Over the last few years, many old-school views of corporate communication and hierarchy have been overturned and continue to be scrutinized.
Leaders are less likely to hide behind closed doors and are now embracing open office concepts designed to promote more immediate, small scale, random collaboration.
In the past, employees would wait for meetings to interact with colleagues. Now meetings, like email, are considered the plague of office life. These are being replaced with more progressive and agile processes like standing, cross-functional meetings called “scrums”. The social technology we use in our personal lives is being adapted for the enterprise. Software like Yammer, SalesForce Chatter, Jive, and the recent darling, Slack is transforming how we communicate in the workplace.

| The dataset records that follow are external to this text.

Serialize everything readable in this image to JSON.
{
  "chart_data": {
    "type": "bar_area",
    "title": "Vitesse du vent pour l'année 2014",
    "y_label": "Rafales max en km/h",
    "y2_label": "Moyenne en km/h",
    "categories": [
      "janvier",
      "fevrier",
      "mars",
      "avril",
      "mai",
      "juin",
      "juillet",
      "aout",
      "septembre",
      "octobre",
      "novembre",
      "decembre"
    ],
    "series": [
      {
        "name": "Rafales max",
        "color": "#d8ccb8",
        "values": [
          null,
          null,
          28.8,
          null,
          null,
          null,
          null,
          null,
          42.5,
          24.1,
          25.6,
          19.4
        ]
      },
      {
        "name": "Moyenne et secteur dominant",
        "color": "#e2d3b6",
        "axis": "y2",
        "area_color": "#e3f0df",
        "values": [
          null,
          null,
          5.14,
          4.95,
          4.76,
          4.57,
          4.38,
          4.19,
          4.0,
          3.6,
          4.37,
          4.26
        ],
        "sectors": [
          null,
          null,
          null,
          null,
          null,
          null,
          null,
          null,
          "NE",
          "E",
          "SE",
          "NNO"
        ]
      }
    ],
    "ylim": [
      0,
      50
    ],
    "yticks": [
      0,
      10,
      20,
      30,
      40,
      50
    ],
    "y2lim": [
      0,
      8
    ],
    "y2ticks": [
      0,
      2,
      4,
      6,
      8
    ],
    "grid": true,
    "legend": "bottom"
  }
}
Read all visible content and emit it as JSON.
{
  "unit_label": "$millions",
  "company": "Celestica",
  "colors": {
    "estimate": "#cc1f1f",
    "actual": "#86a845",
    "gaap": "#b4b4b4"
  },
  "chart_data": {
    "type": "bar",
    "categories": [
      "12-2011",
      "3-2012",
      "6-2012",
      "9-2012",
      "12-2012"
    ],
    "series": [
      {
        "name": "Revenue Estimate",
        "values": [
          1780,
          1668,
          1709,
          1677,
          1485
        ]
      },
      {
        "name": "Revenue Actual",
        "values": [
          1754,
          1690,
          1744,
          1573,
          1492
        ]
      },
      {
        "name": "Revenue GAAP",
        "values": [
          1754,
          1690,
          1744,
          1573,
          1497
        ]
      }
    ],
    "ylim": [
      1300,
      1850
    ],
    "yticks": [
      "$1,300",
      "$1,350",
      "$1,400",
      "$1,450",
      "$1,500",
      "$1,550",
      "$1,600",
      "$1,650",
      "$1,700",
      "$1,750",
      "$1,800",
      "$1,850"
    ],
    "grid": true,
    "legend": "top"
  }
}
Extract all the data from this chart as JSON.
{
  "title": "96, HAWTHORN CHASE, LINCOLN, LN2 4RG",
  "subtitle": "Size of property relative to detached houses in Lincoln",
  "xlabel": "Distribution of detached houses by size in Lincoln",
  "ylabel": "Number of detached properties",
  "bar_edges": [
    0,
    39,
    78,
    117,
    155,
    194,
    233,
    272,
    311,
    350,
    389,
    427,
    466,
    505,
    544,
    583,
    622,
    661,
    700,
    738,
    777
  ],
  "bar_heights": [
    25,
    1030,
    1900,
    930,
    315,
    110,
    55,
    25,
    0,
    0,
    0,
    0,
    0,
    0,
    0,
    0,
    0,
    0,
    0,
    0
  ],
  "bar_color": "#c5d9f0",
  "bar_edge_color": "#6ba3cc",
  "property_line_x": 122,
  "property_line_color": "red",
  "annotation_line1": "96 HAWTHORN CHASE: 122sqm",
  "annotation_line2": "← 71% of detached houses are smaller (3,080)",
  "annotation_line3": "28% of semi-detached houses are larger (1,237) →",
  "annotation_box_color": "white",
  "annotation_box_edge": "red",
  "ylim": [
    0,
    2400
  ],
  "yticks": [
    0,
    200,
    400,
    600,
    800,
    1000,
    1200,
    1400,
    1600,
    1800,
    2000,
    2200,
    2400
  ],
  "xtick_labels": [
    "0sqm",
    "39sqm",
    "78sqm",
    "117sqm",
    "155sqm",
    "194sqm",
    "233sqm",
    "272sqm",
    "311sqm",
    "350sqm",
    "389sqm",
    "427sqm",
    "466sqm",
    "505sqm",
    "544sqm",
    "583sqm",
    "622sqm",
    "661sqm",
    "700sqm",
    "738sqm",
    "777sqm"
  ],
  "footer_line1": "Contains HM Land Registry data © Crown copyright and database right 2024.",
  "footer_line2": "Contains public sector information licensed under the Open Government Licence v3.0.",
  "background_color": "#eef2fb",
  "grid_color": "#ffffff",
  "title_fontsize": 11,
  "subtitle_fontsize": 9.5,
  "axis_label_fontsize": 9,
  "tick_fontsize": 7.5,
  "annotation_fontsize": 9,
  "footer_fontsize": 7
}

What is Vertical Collaboration?
Many organizations have a few people making decisions in head office and a large number of people performing the work based on these decisions. Perhaps there are 150 people in head office and 3,000 people on the front lines. Let’s indulge this oversimplification.
How does a large number of frontline workers not just communicate, but collaborate with head office?
Often, they don’t because, at scale, this is a tricky problem to solve. With so many frontline workers, and head office having so little time, what often happens is that head office does its thing, frontline workers do their thing – and the two operate somewhat independently.
What’s needed for vertical collaboration
1. First, for an organization to collaborate vertically, you need a desire and recognition from leadership that changing how collaboration happens through hierarchy needs to change.
2. Second, once the organization takes a stance that collaborating across the hierarchy is valuable, the next step is to provide people with the tools necessary to take on this change. Empower your teams with collaboration and productivity software like video conferencing tools, meeting management, idea management and automated timesheets.
3. Finally, like all new things, the desired behavior needs to be reinforced throughout the workplace. It must become part of the culture and “how we do business.” It must become a habit at all levels of the organization.